Try increasing n-gram and see how the classification accuracy grow
with it.
cbayes.TestTwentyNewsgroups is renamed to bayes.TestClassifier
cbayes.TrainTwentyNewsgrousp is renamed to bayes.TrainClassifier
The Tests will fail when using this patch. So dont worry.

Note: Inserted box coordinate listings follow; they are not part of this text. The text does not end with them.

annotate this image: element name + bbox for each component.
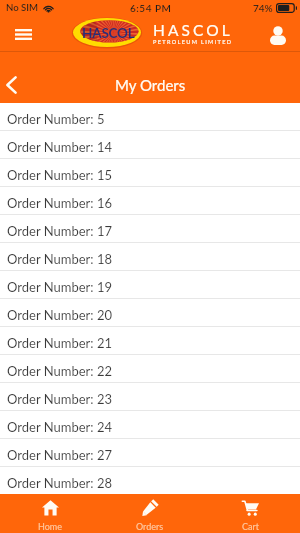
button[interactable]: Cart [200,494,300,533]
button[interactable]: Order Number: 16 [0,187,300,215]
button[interactable]: Order Number: 23 [0,383,300,411]
button[interactable]: Order Number: 19 [0,271,300,299]
staticText: 74% [253,2,273,14]
button[interactable]: Order Number: 17 [0,215,300,243]
staticText: Order Number: 19 [7,279,112,295]
button[interactable]: Order Number: 18 [0,243,300,271]
button[interactable]: Order Number: 27 [0,439,300,467]
staticText: Cart [242,521,259,532]
staticText: Order Number: 22 [7,363,112,379]
staticText: Order Number: 24 [7,419,112,435]
button[interactable]: Profile [262,16,300,52]
staticText: Order Number: 15 [7,167,112,183]
button[interactable]: Order Number: 21 [0,327,300,355]
staticText: Order Number: 21 [7,335,112,351]
staticText: No SIM [6,2,39,14]
button[interactable]: Order Number: 22 [0,355,300,383]
staticText: HASCOL [82,25,135,41]
staticText: Order Number: 28 [7,475,112,491]
staticText: 6:54 PM [130,2,172,14]
button[interactable]: Order Number: 28 [0,467,300,494]
button[interactable]: Order Number: 14 [0,131,300,159]
button[interactable]: Order Number: 24 [0,411,300,439]
button[interactable]: Order Number: 5 [0,103,300,131]
staticText: Order Number: 14 [7,139,112,155]
staticText: Order Number: 18 [7,251,112,267]
button[interactable]: Order Number: 20 [0,299,300,327]
staticText: Orders [136,521,164,532]
button[interactable]: Orders [100,494,200,533]
staticText: My Orders [115,76,186,94]
staticText: Home [38,521,62,532]
staticText: Order Number: 23 [7,391,112,407]
button[interactable]: Home [0,494,100,533]
staticText: Order Number: 5 [7,111,105,127]
staticText: PETROLEUM LIMITED [153,38,233,45]
button[interactable]: Order Number: 15 [0,159,300,187]
staticText: Order Number: 16 [7,195,112,211]
staticText: Order Number: 17 [7,223,112,239]
staticText: Order Number: 27 [7,447,112,463]
button[interactable]: Menu [0,16,44,52]
staticText: HASCOL [153,21,233,40]
button[interactable]: Back [0,68,28,102]
staticText: Order Number: 20 [7,307,112,323]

New tests
will be put up shortly.
{noformat}
//To Train a Bayes Classifier using tri-grams
hadoop jar build/apache-mahout-0.1-dev-ex.jar
org.apache.mahout.examples.classifiers.bayes.TrainClassifier -t -i
newstrain -o newsmodel -ng 3 -type bayes
//To Test a Bayes Classifier using tri-grams
hadoop jar build/apache-mahout-0.1-dev-ex.jar
org.apache.mahout.examples.classifiers.bayes.TestClassifier -p
newsmodel -t work/newstest -ng 3 -type bayes
//To Train a CBayes Classifier using bi-grams
hadoop jar build/apache-mahout-0.1-dev-ex.jar
org.apache.mahout.examples.classifiers.bayes.TrainClassifier -t -i
newstrain -o newsmodel -ng 2 -type bayes
//To Test a CBayes Classifier using bi-grams
hadoop jar build/apache-mahout-0.1-dev-ex.jar
org.apache.mahout.examples.classifiers.bayes.TestClassifier -p
newsmodel -t work/newstest -ng 2 -type cbayes
{noformat}
Hope you will enjoy using this patch.